Partidos como el PSOE, en sus planes de desarrollo rural (ver hemeroteca de PSOE Granada), han impulsado el Poniente sin consultar localmente, argumentando "avance conjunto". Pero esto ignora que Alhama ya era comarca antes de la provincia actual. Visual: Dibuja un árbol genealógico. Raíz: Romanos (siglo I). Ramas: Árabes (siglo VIII-XV), Reconquista (1482). Hoja actual: Identidad propia. El Poniente sería una podadora que corta las ramas para hacer un "tronco uniforme".

El engaño para integrar Alhama en Loja bajo el manto del Poniente
Aquí viene el núcleo destructivo: el Poniente es un subterfugio para absorber Alhama en la órbita de Loja, sin decirlo abiertamente. Loja, comarca legítima con su propia historia (río Genil, mercado medieval), sale reforzada como "eje natural". Fuentes como el sitio de la Asociación Poniente muestran cómo proyectos se centran en Loja, con Alhama como "periferia".
- Responsabilidad política: La Junta de Andalucía (gobernada alternadamente por PSOE y PP) ha financiado esto. En el Programa Electoral del PP Andalucía (2022), se habla de "desarrollo rural equilibrado", pero en práctica, fondos se concentran en centros como Loja. El PSOE, en intervenciones como las de Pedro Fernández (2026), destaca "avances" en infraestructuras, pero omite cómo diluye identidades menores.
- Consecuencias: Menos recursos para Alhama (pérdida de visibilidad en turismo), erosión cultural (fiestas locales se promocionan como "Poniente"), y despoblación (jóvenes emigran al no ver futuro comarcal propio).
Visual didáctica: Un embudo. Arriba: Comarcas independientes (Alhama, Loja). Abajo: Todo fluye a un punto central (Loja vía Poniente). ¿Quién queda atrapado? Alhama.
No queremos enemistad con Loja –su legitimidad es incuestionable, con su castillo y río como patrimonio–. Pero unirnos bajo engaño es perjudicial: perdemos historia (Alhama-Temple) por una etiqueta vacía.
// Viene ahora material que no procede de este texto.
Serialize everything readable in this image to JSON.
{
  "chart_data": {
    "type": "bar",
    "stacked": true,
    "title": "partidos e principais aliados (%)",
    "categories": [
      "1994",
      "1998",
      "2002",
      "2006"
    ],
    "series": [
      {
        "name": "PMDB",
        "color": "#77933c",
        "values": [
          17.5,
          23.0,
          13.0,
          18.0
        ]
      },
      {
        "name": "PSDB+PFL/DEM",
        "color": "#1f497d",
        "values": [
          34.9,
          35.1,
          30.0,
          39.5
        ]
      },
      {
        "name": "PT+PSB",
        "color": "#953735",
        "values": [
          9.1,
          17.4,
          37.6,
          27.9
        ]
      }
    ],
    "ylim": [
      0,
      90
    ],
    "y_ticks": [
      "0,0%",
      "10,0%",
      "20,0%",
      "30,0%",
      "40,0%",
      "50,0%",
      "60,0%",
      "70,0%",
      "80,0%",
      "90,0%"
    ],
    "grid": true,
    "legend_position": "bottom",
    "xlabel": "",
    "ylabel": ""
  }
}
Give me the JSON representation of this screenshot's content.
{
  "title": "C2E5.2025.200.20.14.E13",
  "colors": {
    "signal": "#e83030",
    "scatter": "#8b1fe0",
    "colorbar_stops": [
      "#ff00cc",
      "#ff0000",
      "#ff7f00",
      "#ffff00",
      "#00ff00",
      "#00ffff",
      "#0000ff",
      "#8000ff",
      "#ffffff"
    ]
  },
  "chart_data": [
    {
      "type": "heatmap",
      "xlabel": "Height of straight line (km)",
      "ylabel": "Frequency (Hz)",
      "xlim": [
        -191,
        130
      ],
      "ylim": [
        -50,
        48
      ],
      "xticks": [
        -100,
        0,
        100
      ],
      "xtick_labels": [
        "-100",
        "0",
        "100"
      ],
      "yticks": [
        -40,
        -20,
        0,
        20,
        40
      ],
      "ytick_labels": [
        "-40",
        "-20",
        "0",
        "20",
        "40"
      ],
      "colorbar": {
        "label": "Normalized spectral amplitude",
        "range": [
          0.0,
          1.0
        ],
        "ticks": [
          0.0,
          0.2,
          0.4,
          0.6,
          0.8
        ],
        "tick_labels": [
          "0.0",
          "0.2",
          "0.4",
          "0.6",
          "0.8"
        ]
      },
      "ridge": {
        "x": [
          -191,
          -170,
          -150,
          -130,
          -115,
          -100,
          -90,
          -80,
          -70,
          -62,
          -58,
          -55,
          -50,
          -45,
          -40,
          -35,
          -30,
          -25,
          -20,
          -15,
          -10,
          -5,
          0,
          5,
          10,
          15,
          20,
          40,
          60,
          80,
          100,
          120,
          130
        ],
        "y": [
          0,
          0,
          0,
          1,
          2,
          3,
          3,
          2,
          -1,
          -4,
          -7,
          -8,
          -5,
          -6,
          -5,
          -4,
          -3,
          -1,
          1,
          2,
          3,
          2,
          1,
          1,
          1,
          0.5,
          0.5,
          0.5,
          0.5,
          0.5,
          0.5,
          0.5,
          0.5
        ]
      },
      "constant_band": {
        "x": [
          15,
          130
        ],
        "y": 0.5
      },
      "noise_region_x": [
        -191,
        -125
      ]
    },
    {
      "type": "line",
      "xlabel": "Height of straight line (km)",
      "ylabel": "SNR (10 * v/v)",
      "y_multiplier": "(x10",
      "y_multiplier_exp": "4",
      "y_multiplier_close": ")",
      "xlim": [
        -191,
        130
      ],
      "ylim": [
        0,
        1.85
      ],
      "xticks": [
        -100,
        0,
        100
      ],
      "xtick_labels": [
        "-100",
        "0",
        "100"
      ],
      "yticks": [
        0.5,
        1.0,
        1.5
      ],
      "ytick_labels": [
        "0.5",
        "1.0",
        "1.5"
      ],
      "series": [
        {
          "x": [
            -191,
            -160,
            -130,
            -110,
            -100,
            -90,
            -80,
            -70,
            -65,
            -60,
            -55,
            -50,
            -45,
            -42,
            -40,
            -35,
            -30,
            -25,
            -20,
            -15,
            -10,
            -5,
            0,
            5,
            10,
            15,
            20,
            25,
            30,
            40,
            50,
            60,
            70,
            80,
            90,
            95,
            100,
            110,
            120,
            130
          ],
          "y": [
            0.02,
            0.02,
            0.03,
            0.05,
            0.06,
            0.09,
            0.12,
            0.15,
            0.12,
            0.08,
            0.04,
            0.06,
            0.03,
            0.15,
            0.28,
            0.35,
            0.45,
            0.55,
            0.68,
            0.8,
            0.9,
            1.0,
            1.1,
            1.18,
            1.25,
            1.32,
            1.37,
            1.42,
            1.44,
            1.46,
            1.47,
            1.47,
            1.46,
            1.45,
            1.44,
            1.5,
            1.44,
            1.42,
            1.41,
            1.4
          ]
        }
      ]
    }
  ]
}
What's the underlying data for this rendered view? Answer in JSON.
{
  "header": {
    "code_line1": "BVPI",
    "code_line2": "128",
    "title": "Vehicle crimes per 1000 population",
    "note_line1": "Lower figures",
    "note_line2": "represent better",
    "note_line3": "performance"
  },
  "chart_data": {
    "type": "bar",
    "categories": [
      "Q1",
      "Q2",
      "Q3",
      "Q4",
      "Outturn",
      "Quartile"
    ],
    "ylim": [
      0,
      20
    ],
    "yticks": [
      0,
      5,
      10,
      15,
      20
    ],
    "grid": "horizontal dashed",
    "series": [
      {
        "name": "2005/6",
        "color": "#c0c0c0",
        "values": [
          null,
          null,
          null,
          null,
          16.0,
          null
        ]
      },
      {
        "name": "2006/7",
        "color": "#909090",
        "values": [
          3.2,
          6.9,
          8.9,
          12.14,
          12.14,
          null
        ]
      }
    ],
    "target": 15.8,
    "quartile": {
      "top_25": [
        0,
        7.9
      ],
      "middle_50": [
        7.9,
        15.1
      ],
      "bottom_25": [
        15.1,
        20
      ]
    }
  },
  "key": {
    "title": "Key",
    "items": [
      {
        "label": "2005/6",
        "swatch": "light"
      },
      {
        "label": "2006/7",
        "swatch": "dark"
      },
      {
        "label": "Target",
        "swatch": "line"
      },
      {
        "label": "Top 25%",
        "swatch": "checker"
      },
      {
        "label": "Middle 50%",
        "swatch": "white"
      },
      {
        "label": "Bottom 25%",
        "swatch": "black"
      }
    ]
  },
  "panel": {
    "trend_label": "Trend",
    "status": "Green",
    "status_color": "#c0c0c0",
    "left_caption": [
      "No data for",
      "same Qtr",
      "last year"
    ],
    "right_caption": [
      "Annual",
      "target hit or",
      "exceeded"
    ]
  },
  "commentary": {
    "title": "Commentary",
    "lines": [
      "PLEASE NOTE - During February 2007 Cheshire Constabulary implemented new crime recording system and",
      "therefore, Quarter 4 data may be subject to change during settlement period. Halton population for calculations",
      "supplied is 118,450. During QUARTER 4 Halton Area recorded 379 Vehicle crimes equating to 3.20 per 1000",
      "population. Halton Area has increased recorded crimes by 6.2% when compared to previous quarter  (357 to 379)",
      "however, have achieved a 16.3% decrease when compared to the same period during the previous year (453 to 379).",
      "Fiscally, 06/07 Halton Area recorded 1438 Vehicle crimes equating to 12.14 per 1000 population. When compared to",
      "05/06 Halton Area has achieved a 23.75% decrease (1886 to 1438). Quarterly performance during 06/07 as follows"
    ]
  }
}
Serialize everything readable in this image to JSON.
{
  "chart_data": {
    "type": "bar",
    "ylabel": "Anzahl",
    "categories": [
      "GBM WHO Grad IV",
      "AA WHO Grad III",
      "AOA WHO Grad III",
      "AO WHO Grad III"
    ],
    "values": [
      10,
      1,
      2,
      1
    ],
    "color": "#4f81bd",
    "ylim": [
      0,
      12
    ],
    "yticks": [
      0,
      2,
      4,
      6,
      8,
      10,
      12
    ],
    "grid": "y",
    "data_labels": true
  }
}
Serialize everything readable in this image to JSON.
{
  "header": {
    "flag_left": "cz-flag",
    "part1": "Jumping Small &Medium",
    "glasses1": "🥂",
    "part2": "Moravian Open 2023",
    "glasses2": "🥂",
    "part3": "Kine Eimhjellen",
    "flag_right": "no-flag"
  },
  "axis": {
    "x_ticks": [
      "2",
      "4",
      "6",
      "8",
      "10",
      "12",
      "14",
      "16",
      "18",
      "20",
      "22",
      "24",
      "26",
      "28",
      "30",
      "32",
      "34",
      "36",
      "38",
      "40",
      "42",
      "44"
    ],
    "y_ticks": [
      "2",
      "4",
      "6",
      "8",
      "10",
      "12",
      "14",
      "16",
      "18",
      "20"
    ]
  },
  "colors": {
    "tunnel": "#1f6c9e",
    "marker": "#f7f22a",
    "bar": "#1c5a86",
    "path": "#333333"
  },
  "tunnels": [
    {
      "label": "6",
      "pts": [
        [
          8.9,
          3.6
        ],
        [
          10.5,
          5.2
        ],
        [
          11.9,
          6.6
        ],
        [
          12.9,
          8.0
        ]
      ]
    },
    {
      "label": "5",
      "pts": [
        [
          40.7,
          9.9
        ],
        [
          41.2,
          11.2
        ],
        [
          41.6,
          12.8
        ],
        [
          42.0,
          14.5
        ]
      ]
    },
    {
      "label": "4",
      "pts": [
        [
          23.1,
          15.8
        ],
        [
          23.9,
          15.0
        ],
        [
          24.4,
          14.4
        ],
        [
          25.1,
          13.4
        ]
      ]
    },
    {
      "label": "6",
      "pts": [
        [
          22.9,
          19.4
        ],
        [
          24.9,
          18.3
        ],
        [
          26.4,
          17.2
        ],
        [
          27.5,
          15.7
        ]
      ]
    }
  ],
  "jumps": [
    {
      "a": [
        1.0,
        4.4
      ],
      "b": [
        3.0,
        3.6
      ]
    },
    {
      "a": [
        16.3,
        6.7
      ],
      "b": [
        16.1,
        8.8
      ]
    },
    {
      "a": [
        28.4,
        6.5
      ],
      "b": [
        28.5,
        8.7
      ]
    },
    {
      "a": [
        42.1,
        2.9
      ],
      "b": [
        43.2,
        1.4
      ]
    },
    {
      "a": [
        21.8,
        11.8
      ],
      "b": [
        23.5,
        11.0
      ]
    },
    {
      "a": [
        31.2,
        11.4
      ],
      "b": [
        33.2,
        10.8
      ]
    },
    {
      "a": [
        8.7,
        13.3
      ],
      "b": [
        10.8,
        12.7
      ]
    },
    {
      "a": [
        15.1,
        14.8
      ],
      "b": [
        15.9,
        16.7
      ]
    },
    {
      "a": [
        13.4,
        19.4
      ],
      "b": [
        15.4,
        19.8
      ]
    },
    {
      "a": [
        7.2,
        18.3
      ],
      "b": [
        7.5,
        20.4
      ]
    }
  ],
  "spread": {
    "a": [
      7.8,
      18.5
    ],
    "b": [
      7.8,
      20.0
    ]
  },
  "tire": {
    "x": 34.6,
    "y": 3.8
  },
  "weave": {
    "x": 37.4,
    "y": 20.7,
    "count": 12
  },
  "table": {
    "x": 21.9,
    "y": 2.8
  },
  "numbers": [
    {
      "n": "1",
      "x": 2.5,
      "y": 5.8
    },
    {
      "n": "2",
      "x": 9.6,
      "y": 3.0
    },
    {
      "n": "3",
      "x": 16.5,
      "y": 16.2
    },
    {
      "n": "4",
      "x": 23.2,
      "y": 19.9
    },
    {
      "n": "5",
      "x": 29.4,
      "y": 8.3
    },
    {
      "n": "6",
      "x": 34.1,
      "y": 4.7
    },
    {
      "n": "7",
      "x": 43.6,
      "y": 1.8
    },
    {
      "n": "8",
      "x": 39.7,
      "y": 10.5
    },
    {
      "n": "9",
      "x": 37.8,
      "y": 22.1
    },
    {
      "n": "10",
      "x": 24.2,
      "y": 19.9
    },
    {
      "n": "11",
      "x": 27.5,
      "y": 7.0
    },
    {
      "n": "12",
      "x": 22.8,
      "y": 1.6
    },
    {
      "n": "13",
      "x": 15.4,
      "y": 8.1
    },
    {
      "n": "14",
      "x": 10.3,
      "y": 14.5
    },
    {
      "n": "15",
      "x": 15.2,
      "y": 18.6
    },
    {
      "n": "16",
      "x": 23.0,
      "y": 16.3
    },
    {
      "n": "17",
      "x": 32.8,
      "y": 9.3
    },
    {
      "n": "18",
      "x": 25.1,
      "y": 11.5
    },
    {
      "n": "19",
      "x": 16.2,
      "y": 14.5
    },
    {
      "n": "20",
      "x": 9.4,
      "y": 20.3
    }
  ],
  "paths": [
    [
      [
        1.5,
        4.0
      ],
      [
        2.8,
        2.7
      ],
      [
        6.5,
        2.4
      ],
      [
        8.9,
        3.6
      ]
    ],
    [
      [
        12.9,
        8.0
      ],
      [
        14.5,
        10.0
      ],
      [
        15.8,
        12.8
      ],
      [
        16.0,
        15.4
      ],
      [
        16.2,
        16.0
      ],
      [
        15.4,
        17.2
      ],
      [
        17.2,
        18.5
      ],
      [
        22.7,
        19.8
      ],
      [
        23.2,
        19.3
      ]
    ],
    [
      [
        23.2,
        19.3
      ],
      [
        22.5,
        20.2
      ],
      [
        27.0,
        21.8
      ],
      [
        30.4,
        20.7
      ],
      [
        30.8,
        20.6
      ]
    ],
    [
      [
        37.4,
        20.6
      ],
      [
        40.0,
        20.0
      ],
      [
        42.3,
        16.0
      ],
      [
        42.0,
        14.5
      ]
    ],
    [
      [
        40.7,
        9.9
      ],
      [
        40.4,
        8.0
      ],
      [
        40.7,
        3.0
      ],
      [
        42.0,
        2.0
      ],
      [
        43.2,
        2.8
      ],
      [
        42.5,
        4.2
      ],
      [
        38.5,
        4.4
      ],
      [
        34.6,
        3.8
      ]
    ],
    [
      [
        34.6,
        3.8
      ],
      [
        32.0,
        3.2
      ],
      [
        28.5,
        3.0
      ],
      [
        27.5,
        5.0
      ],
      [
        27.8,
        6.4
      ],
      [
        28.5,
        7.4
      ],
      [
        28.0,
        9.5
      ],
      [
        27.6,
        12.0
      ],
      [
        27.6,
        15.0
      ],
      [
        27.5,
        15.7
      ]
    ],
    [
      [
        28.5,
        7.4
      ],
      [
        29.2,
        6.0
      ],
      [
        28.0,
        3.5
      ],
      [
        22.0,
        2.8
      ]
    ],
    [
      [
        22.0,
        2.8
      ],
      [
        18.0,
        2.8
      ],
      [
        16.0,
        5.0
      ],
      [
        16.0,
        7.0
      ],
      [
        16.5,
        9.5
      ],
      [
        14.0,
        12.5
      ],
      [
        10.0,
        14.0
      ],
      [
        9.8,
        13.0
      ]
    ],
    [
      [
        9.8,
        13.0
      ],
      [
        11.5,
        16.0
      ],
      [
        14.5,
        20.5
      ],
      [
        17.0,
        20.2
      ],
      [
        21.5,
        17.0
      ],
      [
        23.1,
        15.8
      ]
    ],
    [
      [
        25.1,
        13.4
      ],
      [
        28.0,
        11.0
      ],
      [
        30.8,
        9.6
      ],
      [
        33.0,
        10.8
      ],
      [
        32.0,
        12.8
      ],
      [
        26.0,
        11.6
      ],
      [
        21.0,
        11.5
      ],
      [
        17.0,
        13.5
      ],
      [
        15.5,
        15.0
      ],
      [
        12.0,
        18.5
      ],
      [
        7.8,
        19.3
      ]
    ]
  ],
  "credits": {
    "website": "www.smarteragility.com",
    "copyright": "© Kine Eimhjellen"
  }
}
Cómo se borra una Comarca paso a paso y sin debate público
1.- Sustitución en documentos: Planes como el de Despoblación de la Alpujarra (1999) ya usaban marcos amplios, precursor del Poniente.
2.- Promoción institucional: Campañas de Diputación priorizan "Poniente" sobre Alhama.
3.- Ausencia de consulta: No hay referendos locales; partidos imponen desde arriba.
4.- Efecto dominó: Identidad se diluye, recursos se redistribuyen.
Ridiculicemos lo absurdo: Imagina renombrar la Alhambra como "Edificio Sur Granadino". ¿Progreso? No, destrucción cultural.
Una llamada a defender la identidad frente a los destructores administrativos
El Poniente Granadino es un fracaso conceptual: artificial, empobrecedor, destructor de historia. Quienes lo promueven –partidos como PSOE y PP, instituciones autonómicas– priorizan burocracia sobre cultura, convirtiéndose en verdugos de identidades como Alhama. Defendamos lo nuestro: exijamos reconocimiento a la Comarca de Alhama, compatible con buena vecindad hacia Loja. Sin identidad, no hay futuro sostenible. Nombrémosla, o la perderemos para siempre.
Nombremos, defendamos la COMARCA DE ALHAMA, o la perderemos para siempre.